In much of Los Angeles County, where most of the water supply comes from underground sources, compacts among water pumpers - overseen by a court-appointed Watermaster - have kept the system in balance: so much water extracted from wells, so much replaced from rainfall, processed wastewater, and water brought from Northern California and the Colorado River.
These compacts have begun to fracture along institutional lines that are hardening into political frontiers. It's true that population growth and water scarcity have put upward pressure on water costs. And new requirements for water treatment and pollution control now have to be factored into water rates. But the politics of water management have begun to add even higher costs to the rates consumers pay.
Safe seats on water district boards are home to termed-out legislators and politically connected power brokers who see revenue streams for their districts and patronage in dispensing construction and management contracts for water projects. Insulated from public view and unlikely to be unseated, board members are able to impose higher water rates on cities, who then pass the costs on to consumers.
Some cities have rebelled and refused to pay higher costs they say were imposed illegally. Pico Rivera, Signal Hill, Bellflower, and Downey collectively owe the Water Replenishment District of Southern California about $8 million in unpaid pumping fees. The replenishment district says the cities must pay while the court decides on the legality the district's fees. The cities say that they have already won once in court and expect to win again. They don't want to drain their tapped-out budgets paying into an escrow account while the court decides this latest case.

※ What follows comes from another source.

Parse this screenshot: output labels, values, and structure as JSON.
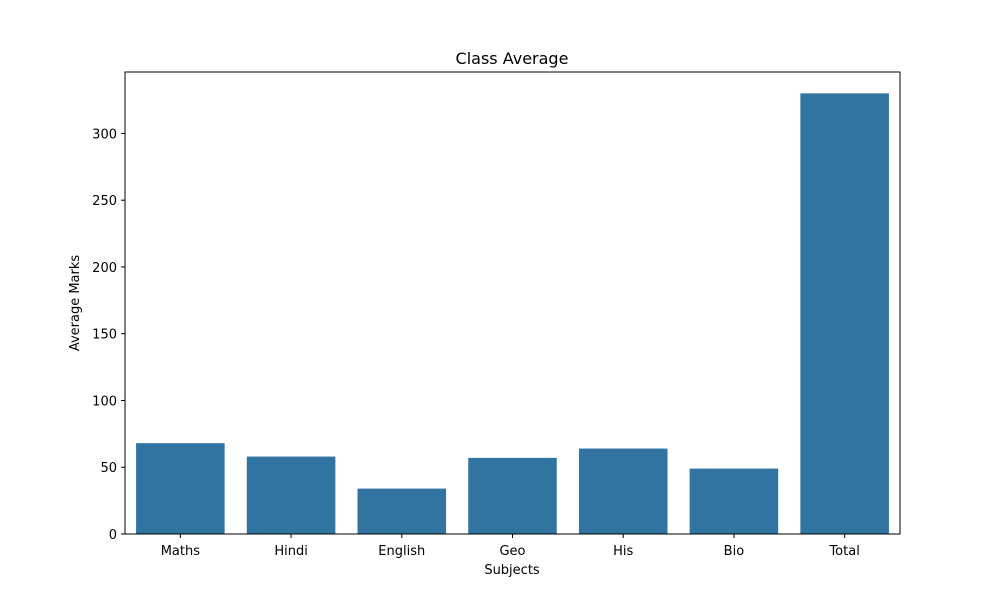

In fact, there are five suits over water rate setting that are making their way through the court system already. The cities want these cases combined into a single action that would deliver a definitive judgment.
Given the degree of animosity and confusion in the management of the water supply, the state has now stepped in. An audit of the special districts that oversee the region's water delivery system is underway to determine if management of the system is structurally unsound and to answer why consumers in different parts of the basin pay wildly different rates for the same water.
The audit, begun in March, should be finished in early 2013.